Mid-April I was lucky to get to the Global Derivatives Trading and Risk Management conference. It is the world's biggest annual event devoted to financial derivatives. In the past few years, the conference was held in Paris; for a change, this year it took place in Barcelona.
The conference was packed with talks, round tables and networking breaks. To help the delegates make the most of it, each day of the conference was split in four streams running in parallel. Each stream was covering a specific topic. The attendees could, of course, switch between the streams during the day, but even then I could not get to all talks that I wanted to hear. The feeling was close to that of having four TV channels runing the shows I cannot miss at the same time. I wish I had a video recorder to tape all the talks that I missed; maybe they will do it next year? The delegates got all the presentation slides, but the slides do not tell a half of the story.
Nothing beats the pleasure of hearing a life presentation by a person whose name you only saw on textbook covers, but this is not the only reason to come to the conference. For a quant it is important to get the feeling of what is going on in the industry, which problems are talked about, what other people's concerns are. Global Derivatives conference is a perfect indicator of the current most important topics in quantitative finance.
Last year, right after the derivatives industry took its share of blame for the financial crisis, quite a few financial institutions adopted some kind of “back to basics” policy, which meant dropping all but the most simple derivatives. The fear is now over, but caution is still there.
Our assumptions that seemed reasonable in the past proved to be false. We are not living in a lognormal world anymore. What can we do to avoid falling for wrong assumptions? This year's conference pointed out a few ways.
Several talks looked at modelling assets under the historical measure. Sandrine Ungari of Société Générale showed an example of applying macro-economic approach to what used to be a purely calibration exercise: modelling the term structure of interest rates. In her presentation, “Using Macro-Finance Models To Build A Simulation Framework For The Interest Rate Curve”, she demonstrated that incorporating such indicators as real activity (inversely related to unemployment) provides good out-of-sample matches between model and reality.
Another way of employing historical measure is modelling the state-price density, also known as price deflator. An example of such model was presented by Prof. Lane Hughston of University College London in his talk “Geometric Lévy Models With Applications To Interest Rate Dynamics”. An important property of state-price density models is that there we do not have to select a specific numeraire. This greatly simplifies computation in many cases, notably when working in multiple currencies.
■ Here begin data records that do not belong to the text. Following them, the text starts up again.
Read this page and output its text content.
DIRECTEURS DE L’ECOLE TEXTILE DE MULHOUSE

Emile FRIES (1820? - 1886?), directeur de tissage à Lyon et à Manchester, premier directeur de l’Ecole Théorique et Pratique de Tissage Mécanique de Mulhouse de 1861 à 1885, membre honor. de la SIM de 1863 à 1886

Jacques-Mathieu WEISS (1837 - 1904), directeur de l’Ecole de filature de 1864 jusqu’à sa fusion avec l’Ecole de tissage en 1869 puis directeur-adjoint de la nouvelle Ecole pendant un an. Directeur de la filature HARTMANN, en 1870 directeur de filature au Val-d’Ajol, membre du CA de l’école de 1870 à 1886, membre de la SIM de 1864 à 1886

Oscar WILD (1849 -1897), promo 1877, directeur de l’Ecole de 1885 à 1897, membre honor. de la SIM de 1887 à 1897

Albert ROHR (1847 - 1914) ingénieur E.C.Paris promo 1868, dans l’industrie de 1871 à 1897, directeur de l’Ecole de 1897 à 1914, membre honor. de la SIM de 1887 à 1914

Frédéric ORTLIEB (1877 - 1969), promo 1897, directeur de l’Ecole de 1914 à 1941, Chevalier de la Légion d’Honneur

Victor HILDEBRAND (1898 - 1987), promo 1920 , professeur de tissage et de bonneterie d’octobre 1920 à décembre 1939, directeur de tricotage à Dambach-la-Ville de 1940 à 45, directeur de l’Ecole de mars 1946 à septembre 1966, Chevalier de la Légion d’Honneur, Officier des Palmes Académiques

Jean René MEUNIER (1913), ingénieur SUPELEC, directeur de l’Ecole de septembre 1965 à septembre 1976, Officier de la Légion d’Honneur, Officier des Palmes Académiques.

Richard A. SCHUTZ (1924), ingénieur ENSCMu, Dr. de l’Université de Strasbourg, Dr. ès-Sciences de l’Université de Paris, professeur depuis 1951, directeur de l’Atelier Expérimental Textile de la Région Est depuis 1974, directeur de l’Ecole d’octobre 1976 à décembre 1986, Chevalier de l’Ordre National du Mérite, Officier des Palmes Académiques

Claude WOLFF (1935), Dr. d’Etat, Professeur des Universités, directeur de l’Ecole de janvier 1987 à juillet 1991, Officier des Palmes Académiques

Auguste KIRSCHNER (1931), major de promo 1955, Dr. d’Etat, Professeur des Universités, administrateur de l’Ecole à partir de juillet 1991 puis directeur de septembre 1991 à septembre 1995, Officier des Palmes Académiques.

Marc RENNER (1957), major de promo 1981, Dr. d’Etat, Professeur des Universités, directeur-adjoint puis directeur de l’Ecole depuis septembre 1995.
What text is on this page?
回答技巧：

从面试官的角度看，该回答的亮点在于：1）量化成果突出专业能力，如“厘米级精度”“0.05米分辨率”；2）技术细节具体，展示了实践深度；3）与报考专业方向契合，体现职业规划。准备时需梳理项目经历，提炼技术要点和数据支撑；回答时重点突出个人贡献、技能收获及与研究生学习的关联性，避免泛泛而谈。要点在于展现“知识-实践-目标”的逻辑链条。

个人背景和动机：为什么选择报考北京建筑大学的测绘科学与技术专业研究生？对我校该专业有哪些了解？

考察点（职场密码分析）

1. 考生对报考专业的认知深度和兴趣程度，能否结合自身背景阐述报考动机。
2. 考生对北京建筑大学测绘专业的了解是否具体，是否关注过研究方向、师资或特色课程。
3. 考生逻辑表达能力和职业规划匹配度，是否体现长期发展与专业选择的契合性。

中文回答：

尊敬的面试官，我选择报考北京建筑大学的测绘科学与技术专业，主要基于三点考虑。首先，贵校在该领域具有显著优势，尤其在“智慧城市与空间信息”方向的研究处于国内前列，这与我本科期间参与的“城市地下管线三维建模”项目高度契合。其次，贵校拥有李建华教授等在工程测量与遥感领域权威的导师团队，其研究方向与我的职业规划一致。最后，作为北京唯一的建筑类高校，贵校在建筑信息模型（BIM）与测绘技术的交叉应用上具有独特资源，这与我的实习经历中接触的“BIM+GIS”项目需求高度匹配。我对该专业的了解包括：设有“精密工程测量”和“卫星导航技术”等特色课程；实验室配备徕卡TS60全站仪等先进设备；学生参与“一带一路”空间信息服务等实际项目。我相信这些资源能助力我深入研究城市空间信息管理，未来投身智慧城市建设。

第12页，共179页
A related but different way of incorporating realised asset returns into a pricing model was shown by Prof. Esteban Tabak of Courant Institute of Mathematical Sciences in his talk “Combining Historical Returns & Option Prices Through Density Estimation With Constraints”. When we estimate the distribution from a data series, we usually assume a certain law (say, lognormal) and then calibrate its parameters using maximum likelihood. Prof. Tabak's presentation demonstrated that one does not need to make upfront assumptions of the law; instead, we can deduce the law from the sample.
Can we price a complex derivative without a model of the underlying market variables? Pierre-Henry Labordere of Société Générale in his talk “Optimal Transport: A Pleasant Ride In Finance” presented a super-replication technique for derivatives that gives a model-independent upper and lower boundary for the price. Finding such a boundary is essentially an optimisation problem.
That was just a glimpse of what impressed me the most at the conference. I do not know what the conference next year will be like, but I am quite sure it will be different: mathemaical finance is a very young science yet, so each year brings new surprises. I cannot wait for Global Derivatives 2013.